Serbay Köklü, one of the lawyers of Abdullah Öcalan, the imprisoned leader of the Kurdistan Workers’ Party (PKK), said that the fact that severe solitary confinement imposed upon Öcalan and other prisoners sentenced to aggravated life imprisonment could still be practiced was partially due to the ‘blind eye’ policy of international agencies and institutions.
Referring to a report published a year ago by the Council of Europe’s Committee for the Prevention of Torture, Köklü underlined that the CPT’s report called for a change in the execution of solitary confinement policies [widely referred to in the Kurdish movment as ‘isolation’] in Turkey:
“The Council of Europe’s Committee for the Prevention of Torture released a report in August of last year. The report clearly called on the prison administration to immediately enable meetings with family members and lawyers, and for an overall change in the prison’s implementation regime. While Turkey was required to implement a change in the practice in September, it did just the reverse, increasing restrictions and even imposing new restrictive measures. And the CPT, instead of following through on its own report, chose not to visit İmralı Prison on its next visit in January 2021, dropping it from its agenda.”

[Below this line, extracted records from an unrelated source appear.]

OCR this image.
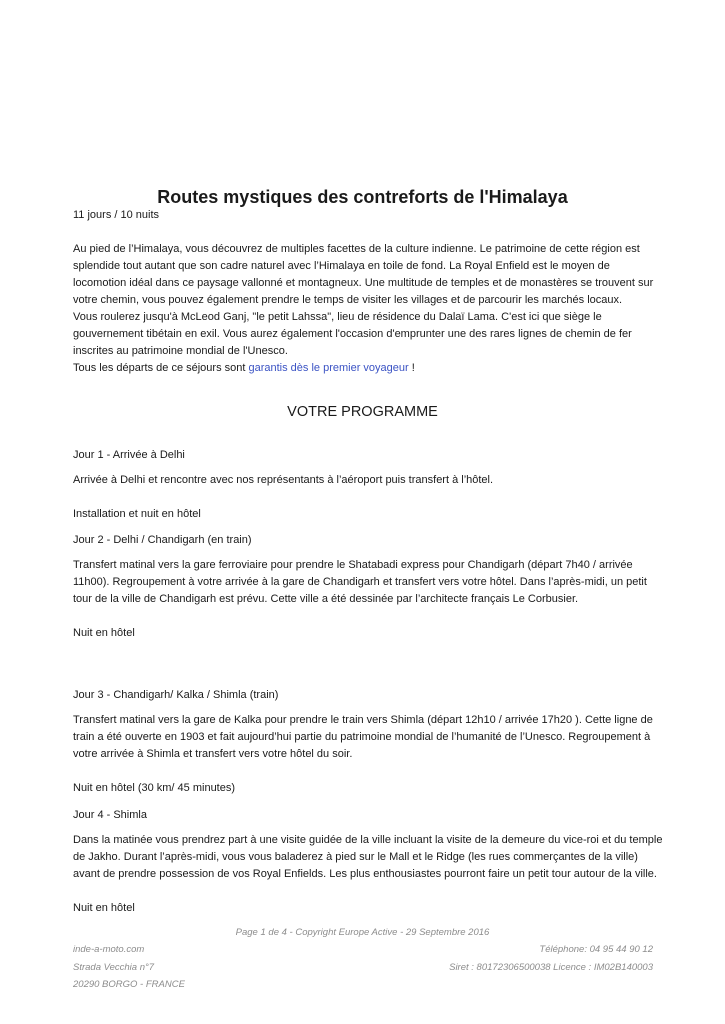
Routes mystiques des contreforts de l'Himalaya
11 jours / 10 nuits

Au pied de l’Himalaya, vous découvrez de multiples facettes de la culture indienne. Le patrimoine de cette région est splendide tout autant que son cadre naturel avec l’Himalaya en toile de fond. La Royal Enfield est le moyen de locomotion idéal dans ce paysage vallonné et montagneux. Une multitude de temples et de monastères se trouvent sur votre chemin, vous pouvez également prendre le temps de visiter les villages et de parcourir les marchés locaux.

Vous roulerez jusqu'à McLeod Ganj, "le petit Lahssa", lieu de résidence du Dalaï Lama. C'est ici que siège le gouvernement tibétain en exil. Vous aurez également l'occasion d'emprunter une des rares lignes de chemin de fer inscrites au patrimoine mondial de l'Unesco.

Tous les départs de ce séjours sont garantis dès le premier voyageur !

VOTRE PROGRAMME

Jour 1 - Arrivée à Delhi

Arrivée à Delhi et rencontre avec nos représentants à l’aéroport puis transfert à l’hôtel.

Installation et nuit en hôtel

Jour 2 - Delhi / Chandigarh (en train)

Transfert matinal vers la gare ferroviaire pour prendre le Shatabadi express pour Chandigarh (départ 7h40 / arrivée 11h00). Regroupement à votre arrivée à la gare de Chandigarh et transfert vers votre hôtel. Dans l’après-midi, un petit tour de la ville de Chandigarh est prévu. Cette ville a été dessinée par l’architecte français Le Corbusier.

Nuit en hôtel

Jour 3 - Chandigarh/ Kalka / Shimla (train)

Transfert matinal vers la gare de Kalka pour prendre le train vers Shimla (départ 12h10 / arrivée 17h20 ). Cette ligne de train a été ouverte en 1903 et fait aujourd’hui partie du patrimoine mondial de l’humanité de l’Unesco. Regroupement à votre arrivée à Shimla et transfert vers votre hôtel du soir.

Nuit en hôtel (30 km/ 45 minutes)

Jour 4 - Shimla

Dans la matinée vous prendrez part à une visite guidée de la ville incluant la visite de la demeure du vice-roi et du temple de Jakho. Durant l’après-midi, vous vous baladerez à pied sur le Mall et le Ridge (les rues commerçantes de la ville) avant de prendre possession de vos Royal Enfields. Les plus enthousiastes pourront faire un petit tour autour de la ville.

Nuit en hôtel

Page 1 de 4 - Copyright Europe Active - 29 Septembre 2016
inde-a-moto.com
Strada Vecchia n°7
20290 BORGO - FRANCE
Téléphone: 04 95 44 90 12
Siret : 80172306500038 Licence : IM02B140003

Indicating that they’d filed cases not only in Turkish courts but in Europe as well, Köklü said the European Court of Human Rights (ECHR) still hasn’t ruled on a case filed in 2011:
“The case we filed in 2011 is of great significance. Here it must also be noted that lawyers have only been able to have five meetings at the İmralı Prison within the last 10 years. In the meanwhile lawyers have been arrested and detained in serious operations. Öcalan’s ties with the external world have been totally ruptured for a long time. So we had filed a case on isolation with the ECHR back then. There is still no ruling on that case.”
Indicating that the ECHR usually reached a ruling in similar cases within a maximum period of seven years, Köklü said that this delay and the state of passiveness encouraged the Turkish state to carry on with its current policies.
He also emphasised that the execution regime in İmralı had in fact become the new legal norm for other cases of aggravated life imprisonment in Turkey as well as it met with no decisive international opposition.
“This execution regime, the system which disallows any possibility of release, which has now began to be practiced initially at İmralı,” he said. “This has gradually become the norm. The current Turkish penal execution law, the anti-terror law, all which define the penalties against social opposition have actually now began to be implemented as ‘Öcalan laws’ since 2005.”